Die dunklen Seiten des Walchensees

Persönlich liebe ich den Walchensee als sommerliches Ausflugsidyll, das sich trotz seiner landschaftlichen Attraktivität und des regelmäßigen Ansturms der Münchner doch etwas Unverfälschtes erhalten hat. Das liegt vielleicht mit daran, dass die Anreise mit der Beschwerlichkeit verbunden ist, die Serpentinen des Kesselbergs zu überwinden, oder damit, dass das Wasser selbst im Hochsommer zu kalt und zu tief ist, um es den Badegästen allzu gemütlich zu machen. Zumindest am von mir präferierten Südufer ist auch die Infrastruktur nicht so weit entwickelt, dass man sich wie an einem touristischen Strandbad fühlt, sondern sich an Wochentagen einfach in freier Natur wähnen kann.

Über dem Walchensee in Oberbayern braut sich ein Gewitter zusammen. Foto: Andreas Steppan

Im Roman Triebwasser zeigt uns Sandra Altmann den Walchensee darüber hinaus zu Jahreszeiten, in denen seine sommerliche Schönheit ganz in den Hintergrund tritt, sondern der tiefe, von Bergen eingekesselte See endgültig etwas Mythisches, durchaus Bedrohliches, manchmal Klaustrophobisches an den Tag legt.

Die Handlung, die von Ende 1918 bis Anfang 1920 spielt, siedelt sie im fiktiven Weiler Desselgrub an. Der Name ist angelehnt an den real-geografischen Gipfel Desselkopf und die von dort in Richtung See führende steile Bergflanke Desselgraben. Die drei Gehöfte, die Desselgrub bilden, erinnern an die Anwesen auf der Halbinsel Zwergern am Walchensee. Inspiration dafür holte sich Altmann zudem in Bauernhäusern, die im Freilichtmuseum Glentleiten im nahe gelegenen Großweil wiederaufgebaut sind.

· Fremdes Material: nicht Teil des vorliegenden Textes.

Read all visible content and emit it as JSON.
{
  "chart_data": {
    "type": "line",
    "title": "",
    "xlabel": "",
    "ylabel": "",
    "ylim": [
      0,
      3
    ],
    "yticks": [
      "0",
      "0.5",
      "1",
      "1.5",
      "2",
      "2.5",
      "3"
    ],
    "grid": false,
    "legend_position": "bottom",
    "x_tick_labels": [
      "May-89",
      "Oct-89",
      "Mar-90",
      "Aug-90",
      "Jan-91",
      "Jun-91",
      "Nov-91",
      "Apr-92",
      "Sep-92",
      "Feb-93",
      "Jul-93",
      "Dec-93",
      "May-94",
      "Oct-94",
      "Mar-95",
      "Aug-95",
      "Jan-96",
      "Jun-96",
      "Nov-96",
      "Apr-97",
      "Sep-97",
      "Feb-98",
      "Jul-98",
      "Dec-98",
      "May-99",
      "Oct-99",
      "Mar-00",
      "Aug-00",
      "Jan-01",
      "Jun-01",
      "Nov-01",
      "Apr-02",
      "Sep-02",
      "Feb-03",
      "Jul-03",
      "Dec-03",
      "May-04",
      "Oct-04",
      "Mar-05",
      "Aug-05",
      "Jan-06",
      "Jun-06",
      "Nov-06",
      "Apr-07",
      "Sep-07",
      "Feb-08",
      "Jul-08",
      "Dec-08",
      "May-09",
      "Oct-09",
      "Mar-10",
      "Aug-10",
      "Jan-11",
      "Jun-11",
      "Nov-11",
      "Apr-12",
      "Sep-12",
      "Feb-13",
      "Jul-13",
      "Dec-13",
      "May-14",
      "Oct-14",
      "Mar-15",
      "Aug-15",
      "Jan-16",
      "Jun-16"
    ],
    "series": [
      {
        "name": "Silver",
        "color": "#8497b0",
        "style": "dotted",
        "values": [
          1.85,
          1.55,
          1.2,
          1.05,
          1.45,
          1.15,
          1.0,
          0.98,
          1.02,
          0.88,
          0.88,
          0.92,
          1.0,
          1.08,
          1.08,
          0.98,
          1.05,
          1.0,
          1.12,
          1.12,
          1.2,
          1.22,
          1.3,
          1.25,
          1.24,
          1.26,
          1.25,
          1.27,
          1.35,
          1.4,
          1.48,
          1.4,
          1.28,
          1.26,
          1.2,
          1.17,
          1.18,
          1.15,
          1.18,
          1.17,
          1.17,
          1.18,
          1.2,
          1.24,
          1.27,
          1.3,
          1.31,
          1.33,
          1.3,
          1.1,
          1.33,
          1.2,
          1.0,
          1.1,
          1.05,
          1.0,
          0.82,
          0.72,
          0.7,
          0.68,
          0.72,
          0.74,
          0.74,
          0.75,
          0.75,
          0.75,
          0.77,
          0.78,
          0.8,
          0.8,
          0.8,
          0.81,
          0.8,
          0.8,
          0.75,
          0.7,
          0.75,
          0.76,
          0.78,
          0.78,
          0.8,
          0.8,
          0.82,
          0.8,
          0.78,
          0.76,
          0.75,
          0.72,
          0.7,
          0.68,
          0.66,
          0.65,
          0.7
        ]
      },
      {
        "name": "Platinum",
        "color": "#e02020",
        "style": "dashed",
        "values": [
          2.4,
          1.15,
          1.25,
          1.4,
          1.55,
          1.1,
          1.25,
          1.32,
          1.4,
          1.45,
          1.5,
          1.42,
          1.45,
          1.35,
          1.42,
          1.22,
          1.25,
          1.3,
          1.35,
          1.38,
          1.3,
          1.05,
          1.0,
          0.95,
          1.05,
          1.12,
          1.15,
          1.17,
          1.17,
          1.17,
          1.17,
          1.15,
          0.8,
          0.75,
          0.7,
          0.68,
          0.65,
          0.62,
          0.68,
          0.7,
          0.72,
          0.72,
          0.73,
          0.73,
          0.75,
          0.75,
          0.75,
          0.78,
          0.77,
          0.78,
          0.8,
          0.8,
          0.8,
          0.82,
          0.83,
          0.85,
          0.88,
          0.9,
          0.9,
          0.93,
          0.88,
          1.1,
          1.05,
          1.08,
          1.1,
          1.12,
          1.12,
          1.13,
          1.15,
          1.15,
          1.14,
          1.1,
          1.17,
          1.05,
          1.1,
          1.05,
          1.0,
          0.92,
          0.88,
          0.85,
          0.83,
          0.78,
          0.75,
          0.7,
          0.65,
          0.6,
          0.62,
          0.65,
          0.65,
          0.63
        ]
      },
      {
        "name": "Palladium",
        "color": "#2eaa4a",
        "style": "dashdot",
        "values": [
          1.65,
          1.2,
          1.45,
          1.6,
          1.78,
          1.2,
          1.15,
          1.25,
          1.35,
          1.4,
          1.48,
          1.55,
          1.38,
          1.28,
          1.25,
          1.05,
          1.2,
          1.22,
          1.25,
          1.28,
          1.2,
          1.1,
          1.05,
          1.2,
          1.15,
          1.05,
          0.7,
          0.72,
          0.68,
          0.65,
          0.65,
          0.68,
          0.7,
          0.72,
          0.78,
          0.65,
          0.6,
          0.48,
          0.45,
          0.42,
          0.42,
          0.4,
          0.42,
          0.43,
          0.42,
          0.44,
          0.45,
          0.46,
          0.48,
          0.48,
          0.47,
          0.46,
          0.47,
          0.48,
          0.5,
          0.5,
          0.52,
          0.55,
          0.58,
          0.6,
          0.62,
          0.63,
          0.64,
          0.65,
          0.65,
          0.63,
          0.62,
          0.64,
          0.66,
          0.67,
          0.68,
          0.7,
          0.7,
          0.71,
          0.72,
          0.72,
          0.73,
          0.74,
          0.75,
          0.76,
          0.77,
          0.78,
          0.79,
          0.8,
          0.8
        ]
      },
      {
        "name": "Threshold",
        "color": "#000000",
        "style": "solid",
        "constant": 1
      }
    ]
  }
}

Einzug der Moderne in Oberbayern

Drei jeweils auf eigene Art versehrte Familien bewohnen Desselgrub und erleben den Einzug der Moderne durch den Bau des Walchenseekraftwerks auf unterschiedliche Art. Da ist etwa die selbstbewusste, kluge Geschäftsfrau Irmi. Früh verwitwet, führt sie nun ein unabhängiges Leben als Waldbäuerin und profitiert davon, dass ihr die Kraftwerksbauer für die Stollen viel Holz zu einem guten Preis abnehmen. Männliche Unterstützung hat sie von ihrem Schwager Johann, der in einem Schuppen am Hof untergebracht ist.

Ebenfalls verwitwet ist der Bewohner des benachbarten Hofs, Veitl, dessen Frau in jungen Jahren einer Lungenkrankheit erlegen ist. Nun muss er sich allein um drei Kinder und den alten Vater kümmern. Im Krieg hat er zudem ein Bein verloren, sodass er seinen Beruf als Fischer nicht mehr ausüben kann und notgedrungen auf das Transportgewerbe ausgewichen ist. Auch für ihn sind die Bauherren des Kraftwerks ein lukrativer Auftraggeber, gilt es doch, Sprengstoffladungen vom Kochler Bahnhof zum Kesselberg zu schaffen. Veitl kommt auf die unglückselige Idee, ein paar Dynamitstangen für sich selbst abzuzweigen, um in Eigenregie die engen Kurven seiner Zufahrtswege zu verbreitern.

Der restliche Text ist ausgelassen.